LA VIDA SUPER LOCA
Créatures qui ne connaissez pas
la série des Love and Rockets des frères Hernandez, vous avez de la
chance : de nombreuses heures de lectures bouleversantes vous attendent. Je
pourrais vous inonder sous les anecdotes élogieuses pour flatter l’importance historique
de ces deux séries que sont Locas et Palomar dans le mouvement de la bande
dessinée underground américaine. Je pourrais également m’emballer dans un discours
féministe, histoire de rappeler la beauté irradiant dans chacun des gestes de
ces héroïnes exceptionnellement fortes. Je pourrais enfin vous décrire par le menu
les multiples finesses de cet univers de femmes hispaniques aux nombreux
personnages et innombrables ramifications, bondissant dans le passé, le futur,
le Mexique, l’Amérique… sans le moins du monde égarer ses lecteurs.

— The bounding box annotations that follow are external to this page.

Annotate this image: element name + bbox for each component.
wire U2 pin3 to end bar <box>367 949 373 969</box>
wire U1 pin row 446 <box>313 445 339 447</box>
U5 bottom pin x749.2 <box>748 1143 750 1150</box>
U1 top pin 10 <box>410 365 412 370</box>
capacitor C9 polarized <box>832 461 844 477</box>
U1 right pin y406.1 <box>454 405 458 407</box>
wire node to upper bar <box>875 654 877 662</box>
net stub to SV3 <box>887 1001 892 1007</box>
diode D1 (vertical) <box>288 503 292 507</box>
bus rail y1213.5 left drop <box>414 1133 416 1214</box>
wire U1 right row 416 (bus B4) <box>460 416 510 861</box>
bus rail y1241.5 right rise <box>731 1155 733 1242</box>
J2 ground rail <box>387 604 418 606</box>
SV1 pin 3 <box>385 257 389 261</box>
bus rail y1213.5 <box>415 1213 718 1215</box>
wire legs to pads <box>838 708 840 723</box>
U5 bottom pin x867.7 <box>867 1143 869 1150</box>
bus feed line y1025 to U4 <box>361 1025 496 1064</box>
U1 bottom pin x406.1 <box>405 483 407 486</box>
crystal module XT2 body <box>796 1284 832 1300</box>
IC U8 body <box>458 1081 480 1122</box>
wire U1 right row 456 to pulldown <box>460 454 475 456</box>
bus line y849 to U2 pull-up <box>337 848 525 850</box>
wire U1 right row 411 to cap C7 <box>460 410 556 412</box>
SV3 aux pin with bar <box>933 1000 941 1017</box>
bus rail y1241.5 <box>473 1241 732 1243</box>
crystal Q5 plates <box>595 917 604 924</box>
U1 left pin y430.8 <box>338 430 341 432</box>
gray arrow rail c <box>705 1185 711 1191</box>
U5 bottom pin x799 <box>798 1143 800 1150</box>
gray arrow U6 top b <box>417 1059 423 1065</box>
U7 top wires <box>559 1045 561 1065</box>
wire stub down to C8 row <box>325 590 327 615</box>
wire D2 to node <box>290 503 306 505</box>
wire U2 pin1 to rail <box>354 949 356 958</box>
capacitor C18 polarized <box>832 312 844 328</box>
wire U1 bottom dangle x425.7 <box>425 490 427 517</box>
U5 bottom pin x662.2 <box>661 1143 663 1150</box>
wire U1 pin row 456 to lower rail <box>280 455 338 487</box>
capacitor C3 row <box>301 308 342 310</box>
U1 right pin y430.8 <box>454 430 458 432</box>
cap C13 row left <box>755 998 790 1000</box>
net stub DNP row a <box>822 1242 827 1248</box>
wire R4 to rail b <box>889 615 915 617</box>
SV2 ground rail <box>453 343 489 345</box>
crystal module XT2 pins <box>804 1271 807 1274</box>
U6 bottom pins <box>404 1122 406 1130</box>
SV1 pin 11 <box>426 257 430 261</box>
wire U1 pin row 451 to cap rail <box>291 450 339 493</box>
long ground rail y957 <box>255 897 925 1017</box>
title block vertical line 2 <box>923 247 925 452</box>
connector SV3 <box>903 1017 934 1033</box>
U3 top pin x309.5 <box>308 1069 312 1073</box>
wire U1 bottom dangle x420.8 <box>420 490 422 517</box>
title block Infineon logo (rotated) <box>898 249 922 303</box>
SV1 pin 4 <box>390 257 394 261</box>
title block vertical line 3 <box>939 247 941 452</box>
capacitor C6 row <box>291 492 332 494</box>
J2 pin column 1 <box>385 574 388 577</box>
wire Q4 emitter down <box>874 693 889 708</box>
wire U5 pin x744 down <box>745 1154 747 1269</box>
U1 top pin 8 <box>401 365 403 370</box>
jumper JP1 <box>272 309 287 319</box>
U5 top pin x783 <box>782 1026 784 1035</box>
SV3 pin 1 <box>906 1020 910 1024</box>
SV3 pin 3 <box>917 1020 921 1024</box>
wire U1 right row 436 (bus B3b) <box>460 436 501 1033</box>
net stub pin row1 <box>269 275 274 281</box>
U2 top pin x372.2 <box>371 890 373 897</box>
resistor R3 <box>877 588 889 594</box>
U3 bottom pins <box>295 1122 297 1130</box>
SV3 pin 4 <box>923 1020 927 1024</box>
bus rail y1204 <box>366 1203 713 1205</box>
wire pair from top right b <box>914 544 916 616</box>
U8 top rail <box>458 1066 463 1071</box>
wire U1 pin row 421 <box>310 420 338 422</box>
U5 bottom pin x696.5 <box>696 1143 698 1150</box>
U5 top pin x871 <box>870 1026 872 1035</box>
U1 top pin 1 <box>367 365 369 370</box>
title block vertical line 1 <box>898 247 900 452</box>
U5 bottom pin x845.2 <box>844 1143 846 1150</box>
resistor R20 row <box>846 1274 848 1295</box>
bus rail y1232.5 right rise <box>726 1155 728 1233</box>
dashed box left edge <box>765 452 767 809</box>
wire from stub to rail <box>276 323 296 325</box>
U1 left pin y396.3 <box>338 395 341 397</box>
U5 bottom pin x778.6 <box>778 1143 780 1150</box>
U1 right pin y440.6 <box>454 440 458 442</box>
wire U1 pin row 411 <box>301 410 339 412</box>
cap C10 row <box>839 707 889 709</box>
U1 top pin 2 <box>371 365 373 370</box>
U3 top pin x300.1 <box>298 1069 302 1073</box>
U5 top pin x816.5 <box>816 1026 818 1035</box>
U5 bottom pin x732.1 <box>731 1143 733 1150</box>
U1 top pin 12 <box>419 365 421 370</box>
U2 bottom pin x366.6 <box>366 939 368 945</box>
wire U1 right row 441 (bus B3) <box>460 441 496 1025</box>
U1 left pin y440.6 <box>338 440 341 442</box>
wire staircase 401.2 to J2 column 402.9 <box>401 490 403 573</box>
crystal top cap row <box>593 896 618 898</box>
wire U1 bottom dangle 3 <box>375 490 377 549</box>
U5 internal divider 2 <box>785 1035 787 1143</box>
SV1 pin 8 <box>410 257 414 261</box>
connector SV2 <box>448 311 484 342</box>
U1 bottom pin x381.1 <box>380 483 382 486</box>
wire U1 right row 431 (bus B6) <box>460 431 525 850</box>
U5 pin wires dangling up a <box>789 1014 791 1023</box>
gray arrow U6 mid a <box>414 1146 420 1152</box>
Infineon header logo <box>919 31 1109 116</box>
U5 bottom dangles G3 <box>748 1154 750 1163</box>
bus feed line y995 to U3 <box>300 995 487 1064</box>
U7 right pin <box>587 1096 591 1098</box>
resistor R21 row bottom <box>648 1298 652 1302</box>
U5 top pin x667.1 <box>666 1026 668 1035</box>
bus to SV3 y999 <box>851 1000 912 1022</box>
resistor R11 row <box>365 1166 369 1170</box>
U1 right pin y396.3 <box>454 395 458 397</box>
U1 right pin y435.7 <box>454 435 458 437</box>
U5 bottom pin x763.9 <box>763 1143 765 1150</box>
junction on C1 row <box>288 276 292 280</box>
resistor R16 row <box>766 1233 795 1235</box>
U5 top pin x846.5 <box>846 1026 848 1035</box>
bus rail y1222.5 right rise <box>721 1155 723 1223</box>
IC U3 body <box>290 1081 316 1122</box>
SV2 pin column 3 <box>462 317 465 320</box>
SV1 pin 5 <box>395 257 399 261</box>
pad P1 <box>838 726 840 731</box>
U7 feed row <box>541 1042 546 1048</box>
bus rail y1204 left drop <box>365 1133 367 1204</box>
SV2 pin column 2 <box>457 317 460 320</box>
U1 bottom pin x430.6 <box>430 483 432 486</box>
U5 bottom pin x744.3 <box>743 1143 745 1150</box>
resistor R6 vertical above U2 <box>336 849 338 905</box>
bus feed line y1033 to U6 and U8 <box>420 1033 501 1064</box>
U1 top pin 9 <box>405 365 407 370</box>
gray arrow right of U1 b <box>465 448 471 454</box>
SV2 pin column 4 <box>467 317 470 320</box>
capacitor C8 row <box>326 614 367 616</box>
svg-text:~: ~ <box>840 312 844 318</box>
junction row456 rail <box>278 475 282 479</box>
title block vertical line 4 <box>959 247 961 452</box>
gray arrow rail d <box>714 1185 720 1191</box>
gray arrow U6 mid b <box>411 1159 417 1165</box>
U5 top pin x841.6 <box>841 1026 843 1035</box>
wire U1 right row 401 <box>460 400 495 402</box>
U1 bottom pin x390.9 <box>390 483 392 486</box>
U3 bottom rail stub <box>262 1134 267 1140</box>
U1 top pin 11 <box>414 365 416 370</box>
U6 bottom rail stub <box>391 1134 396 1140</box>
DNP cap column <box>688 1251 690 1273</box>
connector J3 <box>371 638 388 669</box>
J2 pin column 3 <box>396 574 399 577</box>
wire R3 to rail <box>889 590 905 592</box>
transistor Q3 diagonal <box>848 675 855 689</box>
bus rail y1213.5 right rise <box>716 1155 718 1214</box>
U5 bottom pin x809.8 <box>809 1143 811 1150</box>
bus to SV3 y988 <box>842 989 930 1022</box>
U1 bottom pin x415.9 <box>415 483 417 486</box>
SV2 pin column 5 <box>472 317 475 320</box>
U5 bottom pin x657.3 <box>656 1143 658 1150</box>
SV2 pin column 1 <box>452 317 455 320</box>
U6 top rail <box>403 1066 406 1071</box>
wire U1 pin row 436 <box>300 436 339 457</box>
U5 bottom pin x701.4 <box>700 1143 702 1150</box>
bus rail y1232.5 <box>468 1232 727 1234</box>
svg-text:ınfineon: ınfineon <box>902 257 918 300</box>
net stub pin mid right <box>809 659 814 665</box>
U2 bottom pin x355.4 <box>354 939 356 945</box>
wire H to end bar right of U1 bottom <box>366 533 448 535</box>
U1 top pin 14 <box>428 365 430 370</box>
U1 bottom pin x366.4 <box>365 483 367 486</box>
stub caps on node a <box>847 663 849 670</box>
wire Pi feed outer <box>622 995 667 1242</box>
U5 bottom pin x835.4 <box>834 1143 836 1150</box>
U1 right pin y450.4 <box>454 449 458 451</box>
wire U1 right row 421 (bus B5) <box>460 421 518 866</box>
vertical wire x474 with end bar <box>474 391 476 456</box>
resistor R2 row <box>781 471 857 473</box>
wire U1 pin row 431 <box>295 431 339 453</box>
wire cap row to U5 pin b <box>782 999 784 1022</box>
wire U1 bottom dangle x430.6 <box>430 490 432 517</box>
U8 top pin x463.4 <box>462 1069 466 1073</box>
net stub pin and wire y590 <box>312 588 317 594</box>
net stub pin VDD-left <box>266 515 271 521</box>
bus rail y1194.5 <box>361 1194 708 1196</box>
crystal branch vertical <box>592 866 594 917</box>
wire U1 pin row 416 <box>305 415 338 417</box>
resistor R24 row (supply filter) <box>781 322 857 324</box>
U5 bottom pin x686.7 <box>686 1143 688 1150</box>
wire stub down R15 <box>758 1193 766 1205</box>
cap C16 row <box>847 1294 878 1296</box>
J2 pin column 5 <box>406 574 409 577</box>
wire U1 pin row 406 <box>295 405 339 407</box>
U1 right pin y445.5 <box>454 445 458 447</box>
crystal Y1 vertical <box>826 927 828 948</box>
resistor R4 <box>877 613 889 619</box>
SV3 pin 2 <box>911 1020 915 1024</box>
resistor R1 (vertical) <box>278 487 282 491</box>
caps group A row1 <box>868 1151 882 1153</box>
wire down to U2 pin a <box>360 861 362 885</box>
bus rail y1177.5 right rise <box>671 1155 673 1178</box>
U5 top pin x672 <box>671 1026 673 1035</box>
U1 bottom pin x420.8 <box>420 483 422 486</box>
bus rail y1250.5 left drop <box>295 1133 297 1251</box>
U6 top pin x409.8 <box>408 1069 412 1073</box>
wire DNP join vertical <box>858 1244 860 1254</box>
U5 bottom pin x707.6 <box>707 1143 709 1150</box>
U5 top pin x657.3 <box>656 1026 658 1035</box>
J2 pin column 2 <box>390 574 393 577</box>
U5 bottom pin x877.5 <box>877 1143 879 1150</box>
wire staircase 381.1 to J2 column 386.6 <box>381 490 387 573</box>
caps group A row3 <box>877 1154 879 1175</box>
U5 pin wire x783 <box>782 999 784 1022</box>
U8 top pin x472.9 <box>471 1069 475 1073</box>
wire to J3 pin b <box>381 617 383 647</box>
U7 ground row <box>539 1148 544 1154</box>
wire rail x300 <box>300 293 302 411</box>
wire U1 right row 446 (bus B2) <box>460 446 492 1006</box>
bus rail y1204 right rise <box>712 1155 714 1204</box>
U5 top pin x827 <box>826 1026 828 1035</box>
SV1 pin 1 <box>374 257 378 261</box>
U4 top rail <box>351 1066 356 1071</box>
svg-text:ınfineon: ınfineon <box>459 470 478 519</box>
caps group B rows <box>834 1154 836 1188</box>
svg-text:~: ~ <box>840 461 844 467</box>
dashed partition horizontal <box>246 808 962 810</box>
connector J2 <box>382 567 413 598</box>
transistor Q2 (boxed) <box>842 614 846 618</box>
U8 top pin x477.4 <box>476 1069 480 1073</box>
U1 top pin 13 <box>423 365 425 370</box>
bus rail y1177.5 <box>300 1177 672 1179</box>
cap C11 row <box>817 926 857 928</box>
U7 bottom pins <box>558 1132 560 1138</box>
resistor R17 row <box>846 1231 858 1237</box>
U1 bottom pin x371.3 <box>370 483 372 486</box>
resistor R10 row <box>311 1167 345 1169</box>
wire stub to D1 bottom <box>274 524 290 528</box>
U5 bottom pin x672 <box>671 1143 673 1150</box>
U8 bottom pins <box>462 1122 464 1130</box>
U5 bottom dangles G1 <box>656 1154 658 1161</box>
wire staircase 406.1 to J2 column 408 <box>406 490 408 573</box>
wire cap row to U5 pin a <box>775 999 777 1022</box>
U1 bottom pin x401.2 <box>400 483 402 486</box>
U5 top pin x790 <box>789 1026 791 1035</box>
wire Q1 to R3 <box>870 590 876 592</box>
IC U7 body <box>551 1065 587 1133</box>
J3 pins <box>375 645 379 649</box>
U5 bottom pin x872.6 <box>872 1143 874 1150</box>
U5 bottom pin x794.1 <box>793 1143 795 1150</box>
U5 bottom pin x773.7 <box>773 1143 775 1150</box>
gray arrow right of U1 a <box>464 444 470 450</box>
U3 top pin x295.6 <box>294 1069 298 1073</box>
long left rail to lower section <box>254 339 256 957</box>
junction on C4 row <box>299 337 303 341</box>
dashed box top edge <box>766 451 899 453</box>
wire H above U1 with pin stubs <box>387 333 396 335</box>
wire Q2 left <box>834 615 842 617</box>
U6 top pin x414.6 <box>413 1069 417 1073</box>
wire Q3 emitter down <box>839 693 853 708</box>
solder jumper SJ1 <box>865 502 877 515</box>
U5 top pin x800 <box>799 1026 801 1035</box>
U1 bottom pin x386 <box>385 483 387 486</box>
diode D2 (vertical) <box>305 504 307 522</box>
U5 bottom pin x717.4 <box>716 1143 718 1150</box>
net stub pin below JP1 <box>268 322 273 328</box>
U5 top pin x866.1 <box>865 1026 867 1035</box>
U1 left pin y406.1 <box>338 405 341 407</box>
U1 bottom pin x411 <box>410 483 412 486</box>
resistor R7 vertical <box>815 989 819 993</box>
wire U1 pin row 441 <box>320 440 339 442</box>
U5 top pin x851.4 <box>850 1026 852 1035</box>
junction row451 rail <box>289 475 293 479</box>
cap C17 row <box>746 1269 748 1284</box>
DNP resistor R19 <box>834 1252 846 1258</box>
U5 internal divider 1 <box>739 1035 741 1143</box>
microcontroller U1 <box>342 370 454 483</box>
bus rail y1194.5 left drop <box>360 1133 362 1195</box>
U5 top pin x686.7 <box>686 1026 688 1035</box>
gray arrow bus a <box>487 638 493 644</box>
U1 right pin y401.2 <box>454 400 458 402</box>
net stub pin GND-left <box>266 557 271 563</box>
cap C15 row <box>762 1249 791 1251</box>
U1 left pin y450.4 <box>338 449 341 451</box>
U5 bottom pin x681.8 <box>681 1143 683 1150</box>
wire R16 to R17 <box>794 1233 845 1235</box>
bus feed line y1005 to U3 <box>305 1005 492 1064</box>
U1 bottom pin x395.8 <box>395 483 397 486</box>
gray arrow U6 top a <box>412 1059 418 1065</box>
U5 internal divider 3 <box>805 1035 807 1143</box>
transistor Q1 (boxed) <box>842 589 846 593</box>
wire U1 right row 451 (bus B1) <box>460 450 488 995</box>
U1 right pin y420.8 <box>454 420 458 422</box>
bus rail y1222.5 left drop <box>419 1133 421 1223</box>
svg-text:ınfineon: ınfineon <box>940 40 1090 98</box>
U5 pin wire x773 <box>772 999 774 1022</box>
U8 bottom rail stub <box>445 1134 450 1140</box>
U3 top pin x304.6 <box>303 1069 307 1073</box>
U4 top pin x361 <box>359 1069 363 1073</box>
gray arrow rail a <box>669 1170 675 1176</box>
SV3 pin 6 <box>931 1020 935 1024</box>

Le fait est qu’il faudrait trop
de place pour faire un éloge exhaustif de ce qui nourrit leurs lectures. Alors je
préfère me concentrer sur ce qui domine les miennes : le fatalisme par
rapport au malheur.
Le malheur est le poumon de la
vie mexicaine, la joie est son foie et le courage son cœur. Le lecteur suit ces jeunes femmes traverser sans fléchir des péripéties qui laisseraient tant d’autres
sur le carreau. Viol, meurtre, emprisonnement, misère, famine, injustice… chacune
d’entre-elles passe au travers avec la désinvolture de ceux qui ne voient rien d’anormal
à cela, de ceux dont le quotidien est tant nourri d’horreurs qu’il n’y a jamais eu d’autres formes
de vie imaginables.
De cette quiétude face à l’horreur,
de cette résistance naturelle nait une émotion étrange. Au début sourde, car le
lecteur se trouve affecté par la distance installée par les personnages. Lui
aussi se laisse gagner par cette curieuse indifférence. Du moins en apparence,
car le décalage fait inconsciemment son travail. L’émotion, traîtresse, grossit
en fait discrètement à mesure qu’avance le récit. Et à un moment, comme la
goutte d’eau qui fait déborder le vase, un drame totalement anodin pour le protagoniste
va brutalement le submerger.
Par exemple lorsque Luba, l’une
des figures de proue de Palomar, se drogue, mais se drogue au point de détruire
sa jeunesse et son sublime corps de femme et son tempérament de battante qui
lui permet de se sortir de tout, lorsque ce personnage que le lecteur aime et
suit depuis bientôt cinq livres menace de ne plus être celle pour laquelle il a
déjà tant tourné de pages, pensez-vous que la mise en scène devienne
larmoyante, ou du moins dramatique. Non, pas le moins du monde. Quelques
étoiles dessinées autour de sa cheville dansante et tout est dit : de
cette fausse allégresse qui l'anime sous l'emprise de la drogue, de la poésie
des frères Hernandez qui illustre le malheur comme d'autres le quotidien, et de
ce monde trop humain où la souffrance relève toujours de l'option, mais la
douleur, elle, est inévitable.
• PALOMAR 1 et 2, Gilbert Hernandez, édition du Seuil, 12 euros pièce (au lieu des 19 et 22€ initiaux).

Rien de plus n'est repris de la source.